At least back in 1980, the knife in the back was subtle and kept secret. But not now, not here. Republicans have publicly and proudly proclaimed they can’t give Biden a win prior to the election. “Let me tell you, I’m not willing to do too damn much right now to help a Democrat and to help Joe Biden’s approval rating,” Rep. Troy Nehls (R-Tex.) told CNN of the emerging border legislation.
Who is really behind the sudden resistance to enacting bipartisan border legislation that conservative Republican James Lankford has spent the last four months of his life developing? Why Donald Trump, of course. When Lankford and his colleagues announced they had a deal and would propose it formally “soon,” Trump, though he had long demanded that Congress “change our old, broken, ridiculous, weak immigration laws,” now panned the very idea, saying “a border deal now would be another gift to the radical left Democrats.” Trump’s hypocrisy doesn’t seem to bother anyone of Republican persuasion — at least, not enough that they’ll say so.
Back in October, President Biden requested $13.6 billion in emergency funding for border protection, including the hiring of 1,300 additional Border Patrol agents and 1,600 asylum officers. Delays in asylum determinations can take many years, allow large numbers of migrants to remain in America waiting for decisions on their status, and are a huge problem the new legislation aims at fixing, as Senator Sinema detailed on yesterdays morning news shows. Biden also asked for more funds to counter fentanyl smuggling, but because of Republicans’ objections in the House, Congress still hasn’t approved a penny for any of his requests. Doing so might make the President look good.
Last night, the Senate released the anticipated legislation, a $118 billion package. It faces a test vote this coming week. Conservatives vowed to defeat it.
This border horrendoma, as well as the reluctance of House Republicans to defend Ukraine, is emblematic of our current world standing.
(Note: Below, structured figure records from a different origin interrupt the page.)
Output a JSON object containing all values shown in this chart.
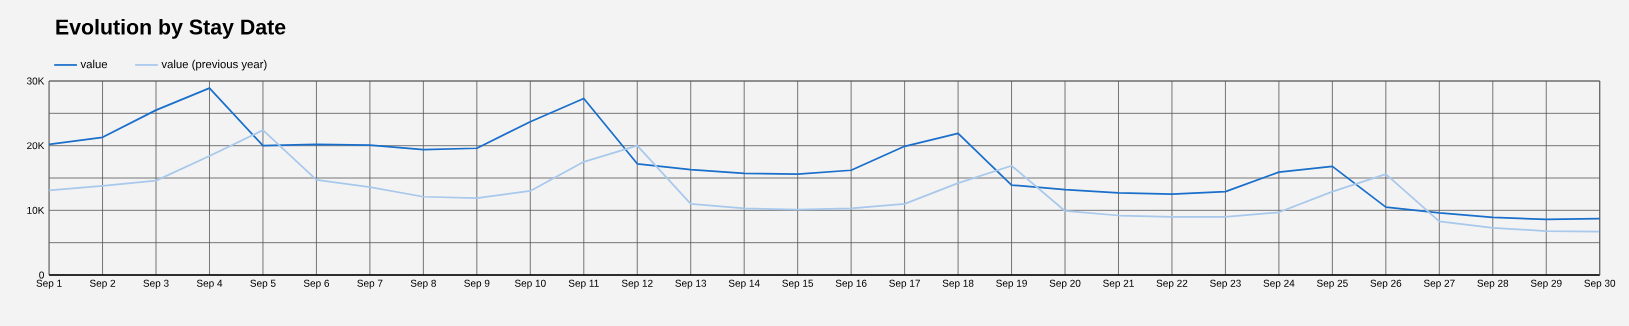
{
  "chart_data": {
    "type": "line",
    "title": "Evolution by Stay Date",
    "categories": [
      "Sep 1",
      "Sep 2",
      "Sep 3",
      "Sep 4",
      "Sep 5",
      "Sep 6",
      "Sep 7",
      "Sep 8",
      "Sep 9",
      "Sep 10",
      "Sep 11",
      "Sep 12",
      "Sep 13",
      "Sep 14",
      "Sep 15",
      "Sep 16",
      "Sep 17",
      "Sep 18",
      "Sep 19",
      "Sep 20",
      "Sep 21",
      "Sep 22",
      "Sep 23",
      "Sep 24",
      "Sep 25",
      "Sep 26",
      "Sep 27",
      "Sep 28",
      "Sep 29",
      "Sep 30"
    ],
    "series": [
      {
        "name": "value",
        "color": "#1a6fca",
        "values": [
          20200,
          21300,
          25500,
          28900,
          20000,
          20200,
          20100,
          19400,
          19600,
          23700,
          27300,
          17200,
          16300,
          15700,
          15600,
          16200,
          19900,
          21900,
          13900,
          13200,
          12700,
          12500,
          12900,
          15900,
          16800,
          10500,
          9600,
          8900,
          8600,
          8700
        ]
      },
      {
        "name": "value (previous year)",
        "color": "#a8c8ec",
        "values": [
          13100,
          13800,
          14600,
          18400,
          22400,
          14700,
          13600,
          12100,
          11900,
          13000,
          17500,
          20000,
          11000,
          10300,
          10100,
          10300,
          11000,
          14200,
          16900,
          9900,
          9200,
          9000,
          9000,
          9700,
          12900,
          15600,
          8300,
          7300,
          6800,
          6700
        ]
      }
    ],
    "ylim": [
      0,
      30000
    ],
    "yticks": [
      0,
      {
        "value": 5000,
        "label": null
      },
      {
        "value": 10000,
        "label": "10K"
      },
      {
        "value": 15000,
        "label": null
      },
      {
        "value": 20000,
        "label": "20K"
      },
      {
        "value": 25000,
        "label": null
      },
      {
        "value": 30000,
        "label": "30K"
      }
    ],
    "grid": true,
    "legend": "top left",
    "marker": "none",
    "line_style": "solid"
  }
}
Our insulated, isolated, spinning-in-place politicians, driven only by an insatiable thirst for power and advancement, have become blind to what this is doing to America’s place in the world. They are either stupidly clueless, or simply no longer care, if they ever did. Some of them, the MAGA cult of Trump, give me the impression they couldn’t find the ground if they fell out of a tree.
MAGA Republicans in the House of Representatives believe that if we seal the southern border we will protect the nation from an influx of people who do not look like them. They also believe we are wasting our precious resources in defending Ukraine and that we should let nature take its course in eastern Europe. They do not understand that American security is inseparable from the security of our global partners.
Last Friday, the Eurasia Group, a world leader in political risk analysis and consulting, published its annual Top Risks analysis. Of all the risks facing the world in 2024, Russia, Ukraine, Israel, and Hamas, to name a few, the Group’s number one global risk is: “The United States vs. Itself.” The Report says, “The 2024 election will test American democracy to a degree the nation hasn’t experienced in 150 years.”
Is the Eurasia Group correct in painting a dark picture? The Group calls 2024, “The Voldemort of years. The annus horribilis. The year that must not be named.”
Whatever you want to call 2024, the word “terrifying” springs to my mind. I wonder what Ben Barnes would say about it?
____________________
¹ In mid-November, 11 of the hostages were freed in a CIA operation made famous in the movie Argo. That left 52 hostages still in Iranian hands.
² If you’re interested in reliable analysis about our immigration issues, I highly recommend Peter Rousmaniere’s Working Immigrants blog. Rousmaniere has been studying and writing about this since 2006.